The tickets of admission to the pit were $3, and though considered a high price every seat was occupied, nearly $900 being received for entrances alone. Morrissey, during some unavoidable delay in preparing the fowls, came into the pit and announced that his lot were affected by sickness and that in consequence $2,600 he had bet outside was withdrawn, but the fight would go on as thirty eight out of the forty two entered were found to be in good condition. Then there was more delay, and why could not be imagined, until Captain Porter, of the Twelfth ward police, came into the pit and announced that there would be no fight that afternoon.
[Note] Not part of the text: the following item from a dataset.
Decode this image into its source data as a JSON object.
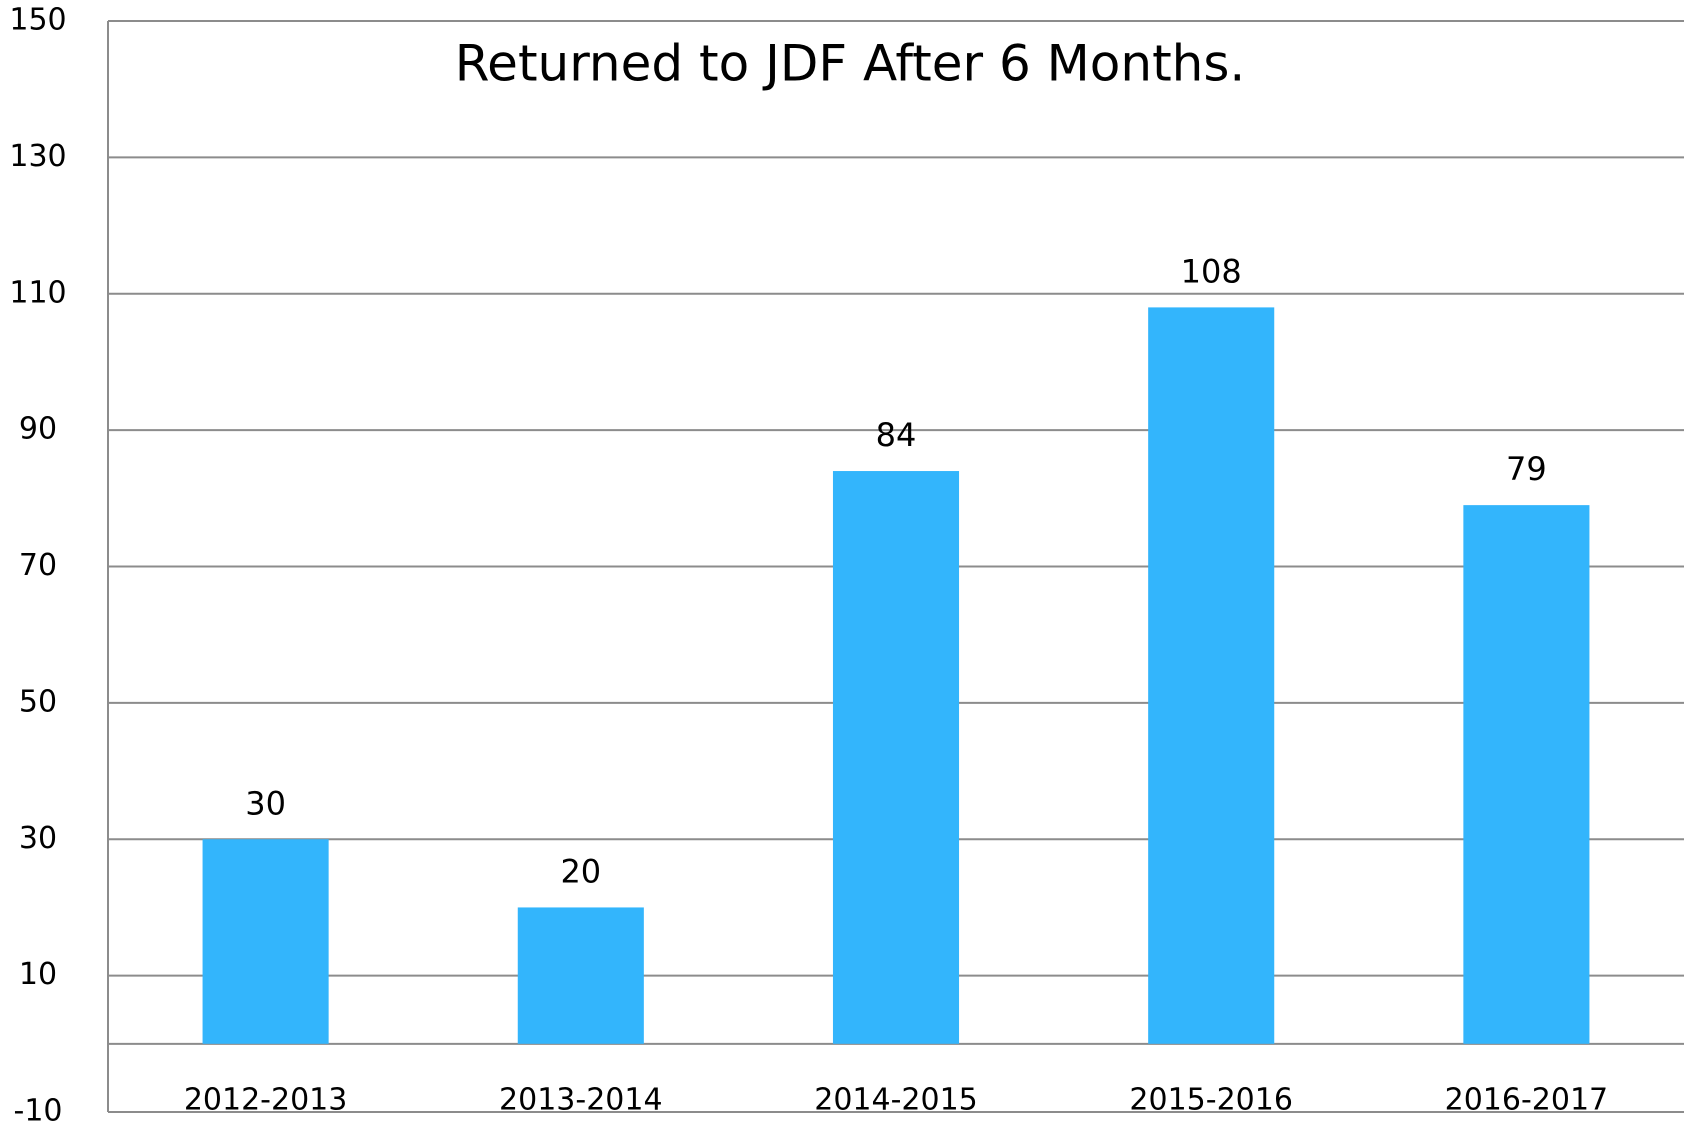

The disappointment of the fancy can better be imagined than described, but nevertheless, no ill feeling was manifested towards the captain, who was said to have simply obeyed orders form the police headquarters. This match has caused more excitement in sporting circles than any other of a similar character which has been made in years past. A sporting man present estimated that the persons at Luffy’s yesterday were interested in the result to the extent of at least $20,000.

The question may be fairly asked; was this match the cause of an adjournment of the board of Aldermen last evening because of the absence of a quorum?